Rewiring our interior lives is work

The way of love may well be easier than we are led to believe, but learning to internalize love is not so easy. Jesus said “the gate is narrow and the road hard, and few take it.” It’s this kind of work, the rewiring of our interior lives, that he’s talking about. To use the language of faith, this hard road of rewiring is the path of salvation.

If the Jesus story is right, it will require death to something we’ve long cherished, even if it makes us miserable–our fear of being hurt. We’ve internalized the way of suspicion, fear, and withholding. That internalization is part of what the Bible calls sin---the deep internalizing or identification with ways that alienate us from God and each other. Sin may be more than that, but it’s certainly not less.

Discipleship is not merely assenting to doctrines–-thoughts about God. It’s about the internalization of a w/holy different way of life–-the identification of our lives with Another. It is putting off the “old self” and “putting on the new” in St. Paul’s language.

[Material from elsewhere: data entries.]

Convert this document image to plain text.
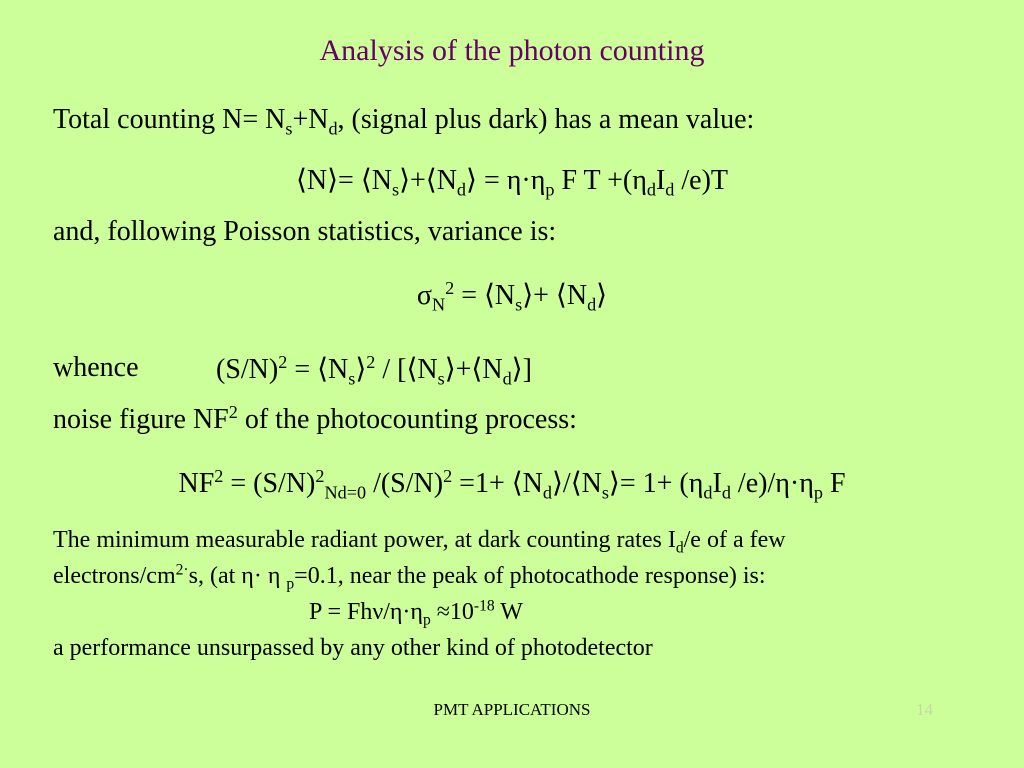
Analysis of the photon counting
Total counting $N= N_s+N_d$, (signal plus dark) has a mean value:
⟨N⟩= $⟨N_s⟩+⟨N_d⟩ = \eta\cdot\eta_p$ F $T +(\eta_dI_d$ /e)T
and, following Poisson statistics, variance is:
$\sigma_N^2$ = $⟨N_s⟩+$ $⟨N_d⟩$
whence	$(S/N)^2$ = $⟨N_s⟩^2$ / $[⟨N_s⟩+⟨N_d⟩]$
noise figure $NF^2$ of the photocounting process:
$NF^2 = (S/N)^2_{Nd=0}$ $/(S/N)^2 =1+$ $⟨N_d⟩/⟨N_s⟩= 1+ (\eta_dI_d$ $/e)/\eta\cdot\eta_p$ F
The minimum measurable radiant power, at dark counting rates $I_d/e$ of a few
electrons/$cm^{2\cdot}s$, (at η· η $_p$=0.1, near the peak of photocathode response) is:
P = Fhν/$\eta\cdot\eta_p \approx 10^{-18}$ W
a performance unsurpassed by any other kind of photodetector
PMT APPLICATIONS	14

True Jesus said the gate is narrow and the way hard, for “putting on this new life” means that we’re taking a road less traveled, we’re swimming against the current.

But Jesus also said, “take my yoke upon you and learn from me; my yoke is easy and my burden is light.” Identification with love, internalizing the way of truthfulness and life, is an easy way when we’ve done the hard work of dis-identifying ourselves with ways that are wrecking us and the life of our world.

Dis-identifying, or turning around and walking the other direction will be hard at first. But when we’ve walked for a while time against the crowd we'll find they’re actually on a hard, hard climb while we’re on a gentle slope downhill.